Nerve Pain Medications: A Different Target
Standard painkillers often don’t work well for nerve pain, the burning, shooting, or tingling sensations caused by damaged nerves themselves. Conditions like diabetic neuropathy, sciatica, and postherpetic neuralgia involve nerves that fire inappropriately, sending pain signals without any ongoing tissue damage.
Two classes of medication used as first-line treatments for this type of pain weren’t originally designed as painkillers at all. Gabapentinoids (gabapentin and pregabalin) were developed for seizures, and they work by binding to a specific part of calcium channels on nerve cells. This reduces the release of excitatory signals, calming overactive nerves that are misfiring.
Certain antidepressants, particularly those that increase both serotonin and noradrenaline levels in the nervous system, also treat nerve pain effectively. The key mechanism is the noradrenaline boost: higher noradrenaline levels activate receptors in the spinal cord that inhibit incoming pain signals. These receptors trigger a cascade that closes calcium channels on the sending side and opens potassium channels on the receiving side, making it harder for pain signals to pass through. In damaged nerves, an additional pathway kicks in where these receptors switch from inhibiting to exciting certain spinal cord cells that release a calming neurotransmitter, providing yet another layer of pain relief.

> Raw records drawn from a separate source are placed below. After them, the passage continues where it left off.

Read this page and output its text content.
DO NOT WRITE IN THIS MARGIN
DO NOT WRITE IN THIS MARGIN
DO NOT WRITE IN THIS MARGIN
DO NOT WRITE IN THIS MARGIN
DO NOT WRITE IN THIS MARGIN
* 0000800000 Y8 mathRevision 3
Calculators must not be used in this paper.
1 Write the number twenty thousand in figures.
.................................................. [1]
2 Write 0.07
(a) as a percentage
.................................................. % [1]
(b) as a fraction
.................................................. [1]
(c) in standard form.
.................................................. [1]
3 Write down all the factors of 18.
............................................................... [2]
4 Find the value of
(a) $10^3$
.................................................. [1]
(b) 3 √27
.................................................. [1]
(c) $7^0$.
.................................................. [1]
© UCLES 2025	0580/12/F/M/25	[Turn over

Why Different Painkillers Suit Different Pain
The variety of painkiller mechanisms explains why no single drug works for everything. Inflammatory pain, like a twisted knee or a toothache, responds well to NSAIDs because the problem is prostaglandin-driven swelling and sensitization at the tissue level. A tension headache or mild fever responds to acetaminophen because the issue is better addressed in the brain’s pain-processing centers. Severe acute pain after surgery or trauma may require opioids because the signal is too strong for peripheral blockers alone. Nerve damage pain needs medications that calm misfiring neurons directly.
Combining painkillers that work at different points in the pain pathway is a common strategy. Taking acetaminophen alongside an NSAID, for example, targets both the brain and the injury site simultaneously, often providing better relief than either drug alone at higher doses. This approach also allows lower doses of each medication, which can reduce side effects.